En ce moment où le fascisme ne cesse d’assoir son emprise sur le monde, où le national-socialisme de jadis renaît dans la forme d’un national-techno-capitalisme, où l’image masculiniste de la force et du dominant sature en permanence nos écrans et du même coup, pernicieusement, nos désirs, et où la haine de l’autre en tant qu’autre paraît désormais constituer le fondement acceptable de toute communication politique institutionnelle, il semble plus qu’urgent de raviver une tradition de pensée et d’action fondée sur le refus de l’autorité, du gouvernement et de la Nation, et sur un principe de solidarité inconditionnelle entre êtres humains (et plus généralement entre vivants) : la tradition anarchiste.

Fortement marqué par la lecture d’Au voleur ! Anarchisme et philosophie de Catherine Malabou (Malabou, 2022), j’ai proposé au LESA pour l’année 2022-2023 l’organisation d’un séminaire de recherche intitulé « Esthétiques anarchistes : l’art et le non-gouvernable ». Ce séminaire a donné lieu aux communications suivantes, dont certaines sont également disponibles en ligne : Anna Guilló, « Marcher et penser avec Élisée Reclus. Art, cartographie et anarchisme », Catherine Malabou, « Représentable et imprésentable dans l’art aujourd’hui ? Lyotard, Rancière et au-delà », Katerina Andreou et Frédéric Pouillaude, « Droit dans le mur en sortant du trou », Sara Alonso Gómez, « Entre l’art et l’anarchie : quelle place pour la désobéissance ? », Paul Bernard-Nouraud, « Répliquer au politique – l’imprévisible comme art », Christophe Longbois-Canil, « De la propagande par le fait et par l’image en particulier : une dialectique déniée ou encore effective », et Renaud Golo, « Édifier, dévaster : le paroxysme, le manque, la géométrie, l’ornement (situation d’écoute) 1.

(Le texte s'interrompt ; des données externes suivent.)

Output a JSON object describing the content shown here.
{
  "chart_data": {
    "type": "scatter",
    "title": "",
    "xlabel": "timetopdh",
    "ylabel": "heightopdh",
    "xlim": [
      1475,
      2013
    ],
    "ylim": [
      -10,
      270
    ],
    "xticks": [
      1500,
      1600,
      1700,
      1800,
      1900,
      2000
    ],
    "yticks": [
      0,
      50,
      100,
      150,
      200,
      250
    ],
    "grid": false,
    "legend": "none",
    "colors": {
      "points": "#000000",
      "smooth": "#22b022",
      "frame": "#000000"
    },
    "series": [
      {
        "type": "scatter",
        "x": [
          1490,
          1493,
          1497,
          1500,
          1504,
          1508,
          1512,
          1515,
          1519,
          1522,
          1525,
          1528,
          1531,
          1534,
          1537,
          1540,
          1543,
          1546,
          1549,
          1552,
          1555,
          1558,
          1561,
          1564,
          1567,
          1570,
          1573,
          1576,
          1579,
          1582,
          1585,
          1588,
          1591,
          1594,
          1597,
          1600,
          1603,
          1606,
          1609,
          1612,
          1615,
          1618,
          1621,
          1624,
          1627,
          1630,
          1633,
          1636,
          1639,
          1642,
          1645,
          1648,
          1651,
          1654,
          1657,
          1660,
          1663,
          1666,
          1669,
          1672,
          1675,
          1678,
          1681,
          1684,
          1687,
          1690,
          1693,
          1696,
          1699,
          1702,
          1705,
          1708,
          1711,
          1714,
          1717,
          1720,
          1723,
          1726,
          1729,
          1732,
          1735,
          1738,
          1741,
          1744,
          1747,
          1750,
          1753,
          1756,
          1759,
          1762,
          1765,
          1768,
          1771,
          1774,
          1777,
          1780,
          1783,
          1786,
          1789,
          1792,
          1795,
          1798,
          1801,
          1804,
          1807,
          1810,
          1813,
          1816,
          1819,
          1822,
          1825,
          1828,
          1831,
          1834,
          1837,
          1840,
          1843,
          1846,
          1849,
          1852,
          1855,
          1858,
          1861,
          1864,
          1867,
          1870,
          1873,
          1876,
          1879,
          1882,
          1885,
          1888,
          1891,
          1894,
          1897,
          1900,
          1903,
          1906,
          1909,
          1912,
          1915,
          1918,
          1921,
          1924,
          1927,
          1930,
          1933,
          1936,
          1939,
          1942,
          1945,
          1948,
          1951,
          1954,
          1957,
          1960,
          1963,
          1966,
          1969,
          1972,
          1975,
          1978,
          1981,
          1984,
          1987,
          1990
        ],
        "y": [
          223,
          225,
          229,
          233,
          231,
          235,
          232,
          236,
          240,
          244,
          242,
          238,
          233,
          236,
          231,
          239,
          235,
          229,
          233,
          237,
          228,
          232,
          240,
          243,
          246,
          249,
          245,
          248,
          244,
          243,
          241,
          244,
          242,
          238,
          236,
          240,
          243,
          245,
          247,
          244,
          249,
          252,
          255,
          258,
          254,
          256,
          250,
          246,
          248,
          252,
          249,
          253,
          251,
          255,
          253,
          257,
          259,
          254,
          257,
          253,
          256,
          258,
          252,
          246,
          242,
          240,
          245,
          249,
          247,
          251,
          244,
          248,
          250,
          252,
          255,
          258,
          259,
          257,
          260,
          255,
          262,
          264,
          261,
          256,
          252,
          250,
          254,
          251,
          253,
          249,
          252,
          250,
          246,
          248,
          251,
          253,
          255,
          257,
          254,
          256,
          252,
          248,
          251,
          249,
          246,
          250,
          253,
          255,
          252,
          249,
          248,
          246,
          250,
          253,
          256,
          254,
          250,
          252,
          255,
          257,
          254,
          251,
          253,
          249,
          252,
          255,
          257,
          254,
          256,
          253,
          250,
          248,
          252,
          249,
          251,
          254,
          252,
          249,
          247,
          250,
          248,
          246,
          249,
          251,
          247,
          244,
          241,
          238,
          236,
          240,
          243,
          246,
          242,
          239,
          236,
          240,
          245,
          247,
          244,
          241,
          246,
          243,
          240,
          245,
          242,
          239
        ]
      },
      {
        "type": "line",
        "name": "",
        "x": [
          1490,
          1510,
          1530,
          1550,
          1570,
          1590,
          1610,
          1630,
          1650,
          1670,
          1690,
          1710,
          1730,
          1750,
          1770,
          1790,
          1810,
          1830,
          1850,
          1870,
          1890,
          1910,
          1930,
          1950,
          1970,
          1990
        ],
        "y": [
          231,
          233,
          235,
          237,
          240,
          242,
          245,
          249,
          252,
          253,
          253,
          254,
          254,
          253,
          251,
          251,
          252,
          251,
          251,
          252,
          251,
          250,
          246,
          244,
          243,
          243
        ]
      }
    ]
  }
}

Affiche annnonçant la conférence performée de Katerina Andreou, LESA, Aix-Marseille Université, 2023 © DR
Affiche annnonçant la conférence performée de Katerina Andreou, LESA, Aix-Marseille Université, 2023 © DR
Affiche annonçant l'intervention "situation d’écoute" de Renaud Golo, LESA, Aix-Marseille Université, 2023
Affiche annonçant l’intervention « situation d’écoute » de Renaud Golo, LESA, Aix-Marseille Université, 2023

Le présent numéro souhaitait prolonger le séminaire de 2022-2023 en l’ouvrant à d’autres contributrices et contributeurs. Il s’ouvre sur deux textes qui, faisant le lien avec le séminaire passé, posent certaines bases conceptuelles ou historiques pour la suite des contributions : d’une part, l’entretien avec Catherine Malabou (mené avec Florian Gaité et Anna Guilló), « Être étranger au gouvernement, c’est à la fois résister par son individualité et devenir imprenable en se fondant dans le collectif », où les thématiques d’Au voleur ! sont plus spécifiquement retravaillées en direction de l’art et où s’atteste, s’il en était besoin, l’importance de l’ouvrage pour une pensée artistique réellement critique ; d’autre part, la contribution de Christophe Longbois-Canil, « La propagande par le fait et par l’image en particulier », qui revient sur l’intensité des échanges entre militantisme anarchiste et production artistique à la fin du XIXe siècle, notamment à travers la figure de Maximilien Luce.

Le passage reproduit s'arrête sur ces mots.